We appreciate your insightful feedback. While early detection is one motivation for this work, our primary goal extends to identifying causally implicated proteins that may serve as intervention targets for PCa prevention or therapy. Establishing causality is critical for distinguishing biomarkers that drive disease pathogenesis from those that are secondary to disease progression, as the former holds greater specificity for early detection and prioritization of therapeutic targets. While we acknowledge that validation for early detection may require additional methodologies, MR analysis provides a foundational step by prioritizing candidate proteins with causal links to disease. This approach ensures that downstream efforts focus on biomarkers and targets with the greatest potential to alter disease trajectories, rather than merely correlative markers.

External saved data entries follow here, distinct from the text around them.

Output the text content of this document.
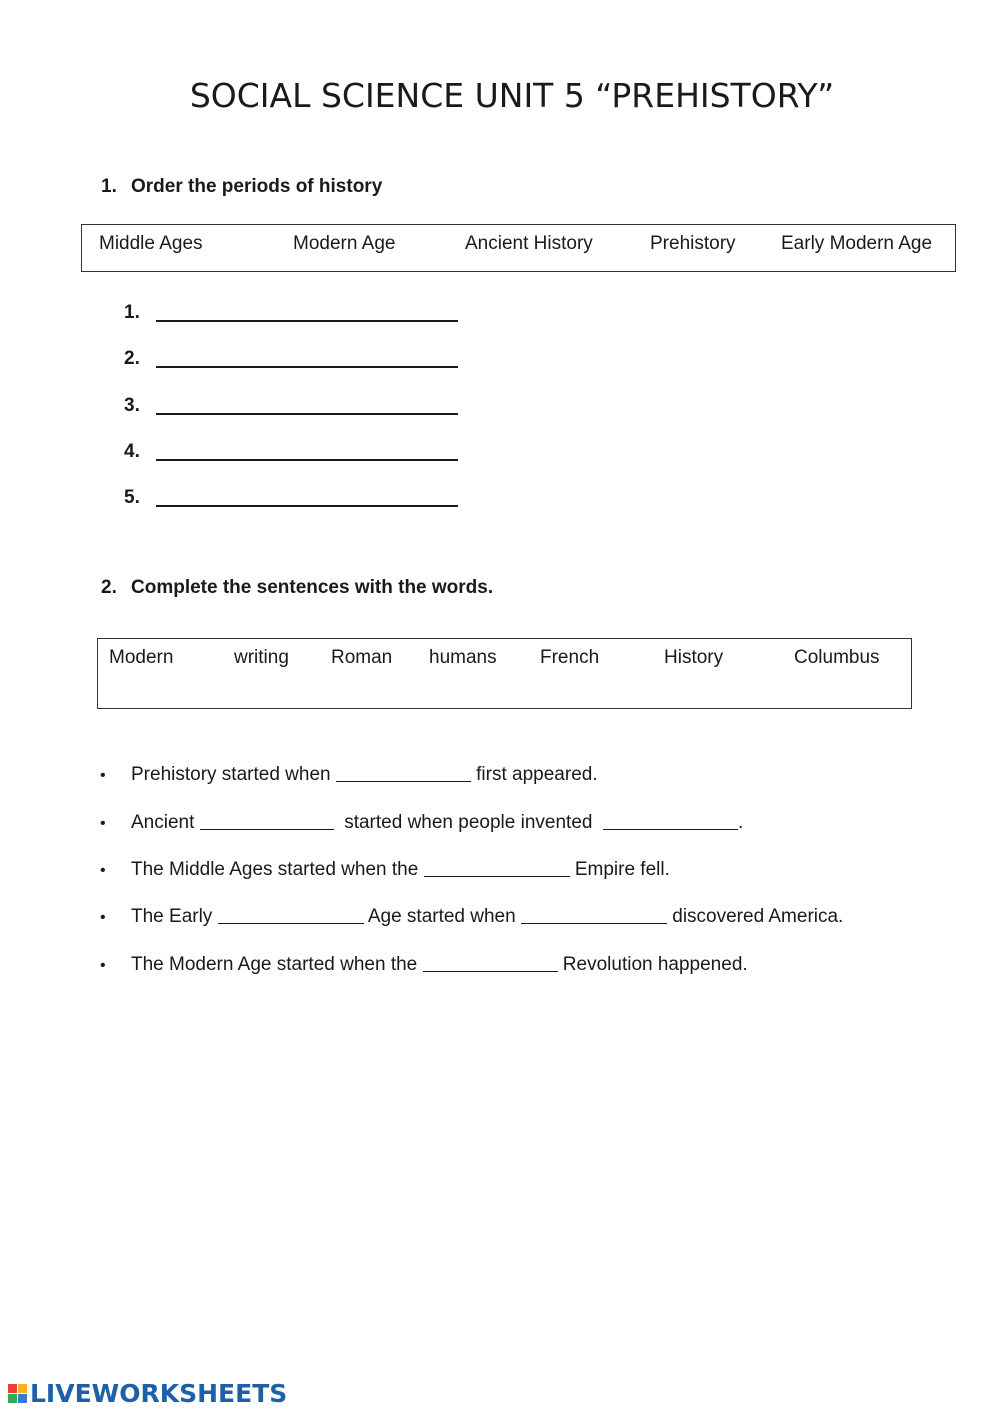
SOCIAL SCIENCE UNIT 5 “PREHISTORY”
1. Order the periods of history
Middle Ages	Modern Age	Ancient History	Prehistory Early Modern Age
1.
2.
3.
4.
5.
2. Complete the sentences with the words.
Modern	writing Roman humans French	History	Columbus
• Prehistory started when	first appeared.
• Ancient	started when people invented	.
• The Middle Ages started when the	Empire fell.
• The Early	Age started when	discovered America.
• The Modern Age started when the	Revolution happened.
LIVEWORKSHEETS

(7) The authors state "193 proteins were associated with PCa risk", but they are looking at MR results - these analyses test for disease associations of genetically-predicted levels of proteins, not proteins themselves.

In MR, the exposure of interest is the lifelong effect of genetically predicted protein levels. This approach is designed to infer causality while avoiding confounding and reverse causation, as genetic variants are fixed at conception and unaffected by disease processes. When we state “193 proteins were associated with PCa risk,” we specifically refer to proteins whose genetically predicted levels (based on instrument SNPs from protein QTLs) show causal links to PCa. Importantly, MR does not measure the direct association between observed protein concentrations and disease. Instead, it estimates the lifelong causal effect of protein levels predicted by genetics. This distinction is critical for disentangling cause from consequence. For example, a protein elevated due to tumor progression would not be identified as causal in MR if its genetic predictors are unrelated to PCa risk.

We acknowledge that clinical translation requires further validation of these proteins in observational studies measuring actual protein levels. However, MR provides a robust first step by prioritizing candidates with causal roles, thereby reducing the risk of investing in biomarkers confounded by disease processes.